Example 3: Construction and Validation of a Model for Assessing the Invasive Degree of Lung Cancer Based on Single-Cell Immune Atlas Using CyTOF

[0041] 1. Following the method provided in Example 1, CyTOF staining and data analysis were performed by using 113 pulmonary nodule samples pathologically diagnosed as MIA and 105 pulmonary nodule samples pathologically diagnosed as IA in the training set.

[0042] 2. Following the method provided in Example 1, the RF and 10-fold cross-validation were employed to select characteristic cell subsets. A total of 15 cell subsets were screened as modeling features to construct a new model for determining the invasive degree of malignant pulmonary nodules.

[0043] 3. Following the method provided in Example 2, model validation was conducted by using 111 pulmonary nodule samples pathologically diagnosed as MIA and 106 pulmonary nodule samples pathologically diagnosed as IA in the validation set.

[0044] Clearly, the above Examples of the present disclosure are merely illustrative examples provided to explain the present disclosure more clearly and do not limit the implementation of the present disclosure. For those skilled in the art, other variations or modifications in different forms may be made based on the above description. It is impossible to exhaust all implementation methods here, and any obvious variations or modifications derived from the technical solutions of the present disclosure still fall within the protection scope of the present disclosure.

[0045] Referring to FIGS. 2-3, it can be seen that the benign-malignant pulmonary nodule differential diagnosis model disclosed in the present disclosure exhibits excellent diagnostic performance in distinguishing lung cancer (pathologically confirmed CA) from non-CA samples (including imaging-confirmed non-CA and pathologically confirmed non-CA).

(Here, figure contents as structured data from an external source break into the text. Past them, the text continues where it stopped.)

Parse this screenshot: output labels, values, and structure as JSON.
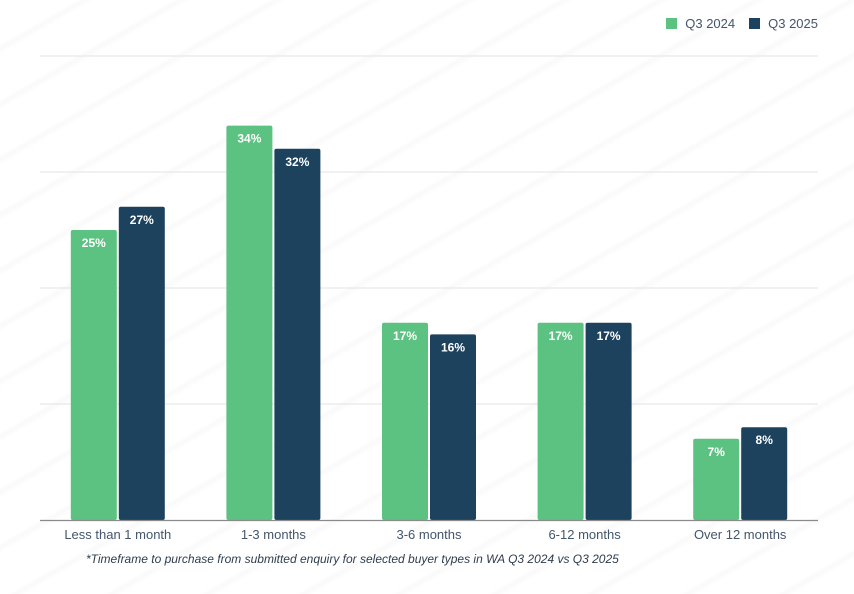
{
  "chart_data": {
    "type": "bar",
    "title": "",
    "xlabel": "",
    "ylabel": "",
    "ylim": [
      0,
      40
    ],
    "grid": true,
    "grid_step": 10,
    "legend_position": "top-right",
    "categories": [
      "Less than 1 month",
      "1-3 months",
      "3-6 months",
      "6-12 months",
      "Over 12 months"
    ],
    "series": [
      {
        "name": "Q3 2024",
        "color": "#5cc282",
        "values": [
          25,
          34,
          17,
          17,
          7
        ],
        "labels": [
          "25%",
          "34%",
          "17%",
          "17%",
          "7%"
        ]
      },
      {
        "name": "Q3 2025",
        "color": "#1c425e",
        "values": [
          27,
          32,
          16,
          17,
          8
        ],
        "labels": [
          "27%",
          "32%",
          "16%",
          "17%",
          "8%"
        ]
      }
    ],
    "footnote": "*Timeframe to purchase from submitted enquiry for selected buyer types in WA Q3 2024 vs Q3 2025"
  }
}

The AUCs of the training set and the validation set reached 0.95 and 0.96, respectively, outperforming existing clinically used models: the Mayo model (with the AUCs of the training set and validation set being 0.75 and 0.70 respectively), the Veterans Association (VA) model (with the AUCs of the training set and validation set being 0.73 and 0.65 respectively), and the BROCK model (with the AUCs of the training set and validation set being 0.84 and 0.85 respectively).

[0046] Referring to FIGS. 4-5, it can be seen that the benign-malignant pulmonary nodule differential diagnosis model disclosed in the present disclosure demonstrates outstanding performance in the most challenging differentiation between pathologically non-CA and lung cancer groups (with the AUCs of the training set and validation set being 0.92 and 0.90 respectively), surpassing existing clinically used models: the Mayo model, the Veterans Association (VA) model, and the BROCK model.

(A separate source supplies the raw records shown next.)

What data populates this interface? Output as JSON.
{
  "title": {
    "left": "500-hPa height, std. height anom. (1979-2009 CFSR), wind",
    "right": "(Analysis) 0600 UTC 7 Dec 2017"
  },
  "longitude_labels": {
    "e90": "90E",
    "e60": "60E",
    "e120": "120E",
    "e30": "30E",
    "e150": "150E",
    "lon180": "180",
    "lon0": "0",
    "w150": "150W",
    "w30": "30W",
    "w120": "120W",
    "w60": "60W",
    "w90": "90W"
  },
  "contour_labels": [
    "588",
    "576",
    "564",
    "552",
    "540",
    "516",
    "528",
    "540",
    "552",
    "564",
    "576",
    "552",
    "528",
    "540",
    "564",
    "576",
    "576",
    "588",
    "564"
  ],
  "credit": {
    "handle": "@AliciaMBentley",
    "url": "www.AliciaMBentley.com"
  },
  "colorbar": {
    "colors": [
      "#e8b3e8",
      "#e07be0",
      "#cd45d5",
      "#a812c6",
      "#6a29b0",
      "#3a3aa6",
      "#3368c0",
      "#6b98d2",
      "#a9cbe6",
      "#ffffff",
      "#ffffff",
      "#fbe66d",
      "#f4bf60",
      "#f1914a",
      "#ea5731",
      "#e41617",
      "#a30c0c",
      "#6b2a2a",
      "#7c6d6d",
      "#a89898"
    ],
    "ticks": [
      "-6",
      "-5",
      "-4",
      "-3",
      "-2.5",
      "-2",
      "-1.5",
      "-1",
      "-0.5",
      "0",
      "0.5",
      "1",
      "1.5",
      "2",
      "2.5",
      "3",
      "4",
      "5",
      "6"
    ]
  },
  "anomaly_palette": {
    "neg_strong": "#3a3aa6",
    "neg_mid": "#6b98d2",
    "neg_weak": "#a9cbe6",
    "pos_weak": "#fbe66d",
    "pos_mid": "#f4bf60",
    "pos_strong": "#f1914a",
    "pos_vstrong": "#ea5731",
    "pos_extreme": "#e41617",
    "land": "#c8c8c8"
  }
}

[0047] Referring to FIGS. 6-7, the model constructed in this solution can effectively distinguish MIA from IA preoperatively, with the AUCs of the training set and validation set being 0.97 and 0.93, respectively.

[0048] The various Examples in this specification are described in a progressive manner, with each Example focusing on the differences from other embodiments. Similar or identical parts between the Examples can be cross-referenced. As for the steps disclosed in the embodiments, since they correspond to the methods disclosed in the Examples, the description is relatively brief, and relevant details can be referred to in the method section.

[0049] The above description of the disclosed embodiments enables those skilled in the art to implement or use the present disclosure. Various modifications to these Examples will be apparent to those skilled in the art, and the general principles defined herein may be applied to other Examples without departing from the spirit or scope of the present disclosure. Therefore, the present disclosure is not limited to the Examples shown herein but is to be accorded the widest scope consistent with the principles and novel features disclosed herein.